Level 48 – 49: Shredding Attacks. The same argument as above applies here. I chose Shredding Attacks because Lacerate is a great tanking ability when you get to it later.

Level 50: Mangle. Oh, the pain… Pounce your unsuspecting enemy, then Mangle, Rake, and Rip them to death, because you are an animal!

Some people prefer to stick around and fill out a few more feral combat talents. However, the restoration tree has a great deal to offer a melee druid. Here’s how you spend your last 20 talent points.

Level 51 – 55: Furor. By now, you should be shifting back and forth between your various forms with some frequency. This talent makes you ready to do what your form does best the second you shift. It’s especially great for tanking, since you can shift to bear form and immediately use Feral Charge.

Level 56 – 60: Naturalist. When I first saw this talent, I couldn’t believe my eyes. Who would’ve ever thought to see a 10% boost to all melee damage in the second tier of a healing tree? Note that I passed over Nature’s Focus, which is a nice talent, but unnecessary at this level since you already have Barkskin.

Level 61: Omen of Clarity. Free abilities in every form are great, especially when you’re feral and it has a chance to proc with every melee attack. When it procs in cat form, this talent makes some truly sick opening combos possible.

Level 62 – 64: Natural Shapeshifter. Past Omen of Clarity, the restoration talents available to feral druids become less and less useful. A little added mana efficiency for frequent shifting is nice.

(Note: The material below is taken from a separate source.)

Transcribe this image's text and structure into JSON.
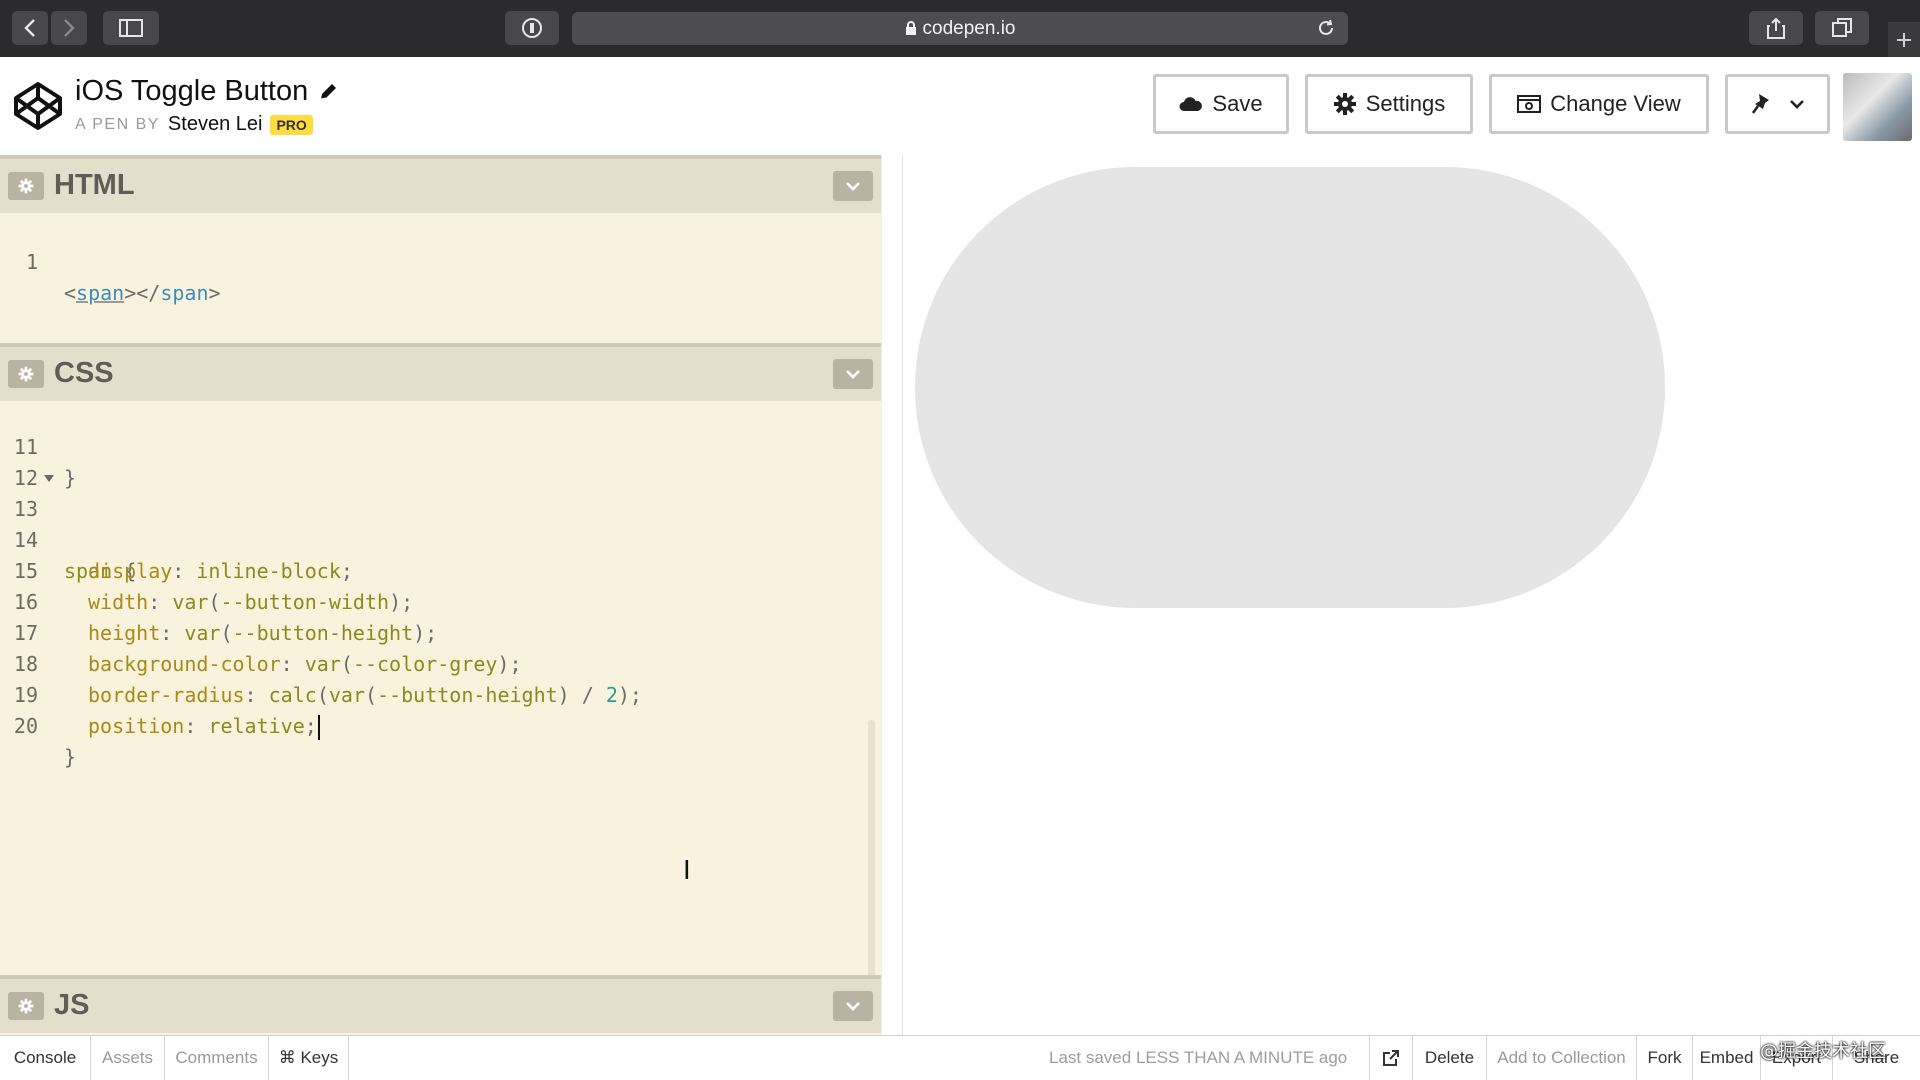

Level 65 – 67: Intensity. Intensity gives you a little more rage to work with, which can be very useful on occasion; the mana regeneration aspect is just a side bonus.

Level 68 – 70: Improved Mark of the Wild. There’s honestly nothing of much use left at this point. This talent doesn’t do much to improve your mark of the wild, but the benefit is constant.

Here’s the visual breakdown. For those interested, there are plenty of ways to customize it. Some people prefer to dip 11 points into restoration for Omen of Clarity earlier than 50, for example. Likewise, the last nine points in restoration are just a matter of personal preference. Experiment for yourself and find out what works best with your play style.